La guerre de l'Ukraine, plus exactement l'invasion de l'Ukraine par la Russie, aura trois ans la semaine prochaine. Triste anniversaire Il s'avère que Trump a décidé de mettre fin au conflit à parler directement avec Poutine, sans compter l'Europe, sans compter, ce qui est encore plus sérieux, avec Zelenski. Dans la nouvelle distribution du monde – c'est bien pire que ce qui s'est passé à Yalta – l'Europe ne compte pas. Même la Chine aura une voix, mais pas l'Ukraine. Encore moins de Bruxelles.

Compte tenu de cette situation de facto – Le sommet préparatoire entre les deux dirigeants a son préambule ce mardi en Arabie saoudite, où ils se réuniront Lavrov et Marco Rubio– Macron a appelé Rebato. Luis Miguel Fuentes Il l'a appelée hier avec son ingéniosité acide habituelle, « Pitiminí Summit ». Ils n'étaient pas tous, mais les plus importants. En plus de l'hôte, Scholz, Meloni, Starmerl'hyperactif Von der Leyen… et même Pedro Sánchez.

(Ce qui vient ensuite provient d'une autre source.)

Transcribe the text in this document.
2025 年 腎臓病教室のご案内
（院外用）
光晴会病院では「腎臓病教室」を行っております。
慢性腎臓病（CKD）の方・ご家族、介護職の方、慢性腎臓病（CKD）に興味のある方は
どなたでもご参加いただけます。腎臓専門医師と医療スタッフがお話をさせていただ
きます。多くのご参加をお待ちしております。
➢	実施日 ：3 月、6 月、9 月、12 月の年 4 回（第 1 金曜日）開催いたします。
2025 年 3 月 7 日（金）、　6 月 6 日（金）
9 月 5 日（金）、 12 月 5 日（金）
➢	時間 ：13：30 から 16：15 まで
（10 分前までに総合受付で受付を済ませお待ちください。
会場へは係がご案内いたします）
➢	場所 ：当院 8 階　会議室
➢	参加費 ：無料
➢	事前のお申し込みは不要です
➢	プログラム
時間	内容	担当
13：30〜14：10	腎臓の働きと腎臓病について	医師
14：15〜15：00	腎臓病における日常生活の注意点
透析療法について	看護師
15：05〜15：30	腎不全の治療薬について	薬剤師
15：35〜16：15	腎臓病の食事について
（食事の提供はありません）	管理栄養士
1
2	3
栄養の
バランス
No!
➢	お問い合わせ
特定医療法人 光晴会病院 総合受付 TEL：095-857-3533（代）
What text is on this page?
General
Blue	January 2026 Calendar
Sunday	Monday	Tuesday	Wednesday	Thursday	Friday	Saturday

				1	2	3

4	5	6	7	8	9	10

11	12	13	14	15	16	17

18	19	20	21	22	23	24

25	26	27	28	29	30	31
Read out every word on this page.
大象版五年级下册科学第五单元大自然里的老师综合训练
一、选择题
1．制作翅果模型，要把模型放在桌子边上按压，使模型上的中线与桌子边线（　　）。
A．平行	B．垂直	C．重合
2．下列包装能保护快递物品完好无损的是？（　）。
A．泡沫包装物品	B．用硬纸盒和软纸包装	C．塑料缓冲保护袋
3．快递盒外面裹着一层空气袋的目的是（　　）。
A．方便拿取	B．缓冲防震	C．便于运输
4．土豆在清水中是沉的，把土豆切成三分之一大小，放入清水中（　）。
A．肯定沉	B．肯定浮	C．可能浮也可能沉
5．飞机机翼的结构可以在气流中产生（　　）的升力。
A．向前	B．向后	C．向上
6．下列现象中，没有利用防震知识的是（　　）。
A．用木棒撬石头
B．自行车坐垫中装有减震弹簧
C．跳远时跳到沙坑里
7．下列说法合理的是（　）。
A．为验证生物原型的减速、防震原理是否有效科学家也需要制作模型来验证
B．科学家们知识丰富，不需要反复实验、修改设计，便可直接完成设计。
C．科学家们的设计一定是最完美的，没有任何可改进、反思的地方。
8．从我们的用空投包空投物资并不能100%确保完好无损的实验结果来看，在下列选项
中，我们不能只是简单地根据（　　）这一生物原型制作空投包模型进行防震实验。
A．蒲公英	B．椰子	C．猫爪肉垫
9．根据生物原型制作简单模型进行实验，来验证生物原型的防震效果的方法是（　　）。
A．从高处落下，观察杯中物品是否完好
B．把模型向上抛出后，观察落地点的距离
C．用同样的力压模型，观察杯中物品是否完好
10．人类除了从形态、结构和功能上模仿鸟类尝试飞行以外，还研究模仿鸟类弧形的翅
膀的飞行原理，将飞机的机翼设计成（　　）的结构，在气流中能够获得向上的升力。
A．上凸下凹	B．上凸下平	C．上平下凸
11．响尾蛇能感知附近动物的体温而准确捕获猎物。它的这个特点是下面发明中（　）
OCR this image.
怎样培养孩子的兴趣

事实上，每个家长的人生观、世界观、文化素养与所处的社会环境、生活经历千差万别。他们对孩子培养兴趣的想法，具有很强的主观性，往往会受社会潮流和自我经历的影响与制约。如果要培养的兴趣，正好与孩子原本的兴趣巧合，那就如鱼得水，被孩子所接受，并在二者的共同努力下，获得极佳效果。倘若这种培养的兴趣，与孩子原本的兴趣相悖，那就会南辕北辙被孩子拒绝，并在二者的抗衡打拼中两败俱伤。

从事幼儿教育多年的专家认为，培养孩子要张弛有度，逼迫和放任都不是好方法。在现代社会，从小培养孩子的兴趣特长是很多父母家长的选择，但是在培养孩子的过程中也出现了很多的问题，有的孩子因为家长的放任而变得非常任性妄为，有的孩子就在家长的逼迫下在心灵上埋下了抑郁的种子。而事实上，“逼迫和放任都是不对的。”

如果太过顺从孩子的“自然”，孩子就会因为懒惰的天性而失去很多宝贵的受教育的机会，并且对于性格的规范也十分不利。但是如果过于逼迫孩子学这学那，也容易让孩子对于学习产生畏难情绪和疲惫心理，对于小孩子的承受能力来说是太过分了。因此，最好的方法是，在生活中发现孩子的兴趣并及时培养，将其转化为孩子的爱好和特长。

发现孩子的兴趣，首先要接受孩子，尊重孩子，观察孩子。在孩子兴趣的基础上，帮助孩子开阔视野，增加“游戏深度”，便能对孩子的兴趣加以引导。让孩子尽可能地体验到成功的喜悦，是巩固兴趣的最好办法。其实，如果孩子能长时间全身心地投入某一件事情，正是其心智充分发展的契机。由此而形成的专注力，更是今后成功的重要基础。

Était-ce l'éveil d'Europe? Y avait-il l'espoir que la menace d'une distribution de l'Ukraine, indépendamment de l'Ukraine, échappera à la «conscience européenne» à la fois?

Sánchez, comme beaucoup d'autres dirigeants européens, préfère rester pour dire à ses citoyens la vérité

N'oublions pas que maintenant nous parlons de force, d'armes, de déploiement d'hommes, de beaucoup d'argent.

Parmi les convoqués, seuls Macron et Starmer semblent prêts à contribuer leur part à un retrait éventuel des États-Unis à la défense de la souveraineté de l'Ukraine n'est pas la première étape pour Poutine, cette fois, il atteint Kiev.

Les autres, parlent. Jeux floraux Grandiloquence et rien d'autre.

Donald TuskPremier ministre de la Pologne – qui dépense près de 5% de son PIB en défense -, l'un des plus touchés par ce changement au sein du conseil d'administration géostratégique, a déclaré haut et clair hier: « Nous ne pouvons pas jouer avec Trump, nous devons dépenser plus dans Défense « .

Parce que l'Europe n'a que trois options: être du côté Trump en dépensant plus en défense; Créez une véritable armée européenne, pas des mensonges, ce qui signifie dépenser beaucoup plus d'argent que de rester avec les États-Unis; Ou, priant pour Poutine de satisfaire un morceau d'Ukraine et ne veut pas engloutir un autre pays qu'il considère à retourner au giron du vieux pacte de Varsovie.

Maintenant, ils ne valent pas la peine d'être joués ou des dribbles courts, quelque chose que notre président du gouvernement aime.

Sanchez aime parler de la défense de l'Europe, critiquer Trump, l'agression de Poutine … mais qu'est-ce qu'il est prêt à faire? Serait-il, par exemple, disposé à demander le soutien du PP pour augmenter considérablement le budget de la défense, risquant de briser la coalition avec l'ajout? Ah! Ce n'est pas. La première chose est la première.

Le sommet de Paris – le sommet de Pitiminí – a été un échec car la plupart des dirigeants européens préfèrent rester au pouvoir pour dire la vérité à leurs citoyens.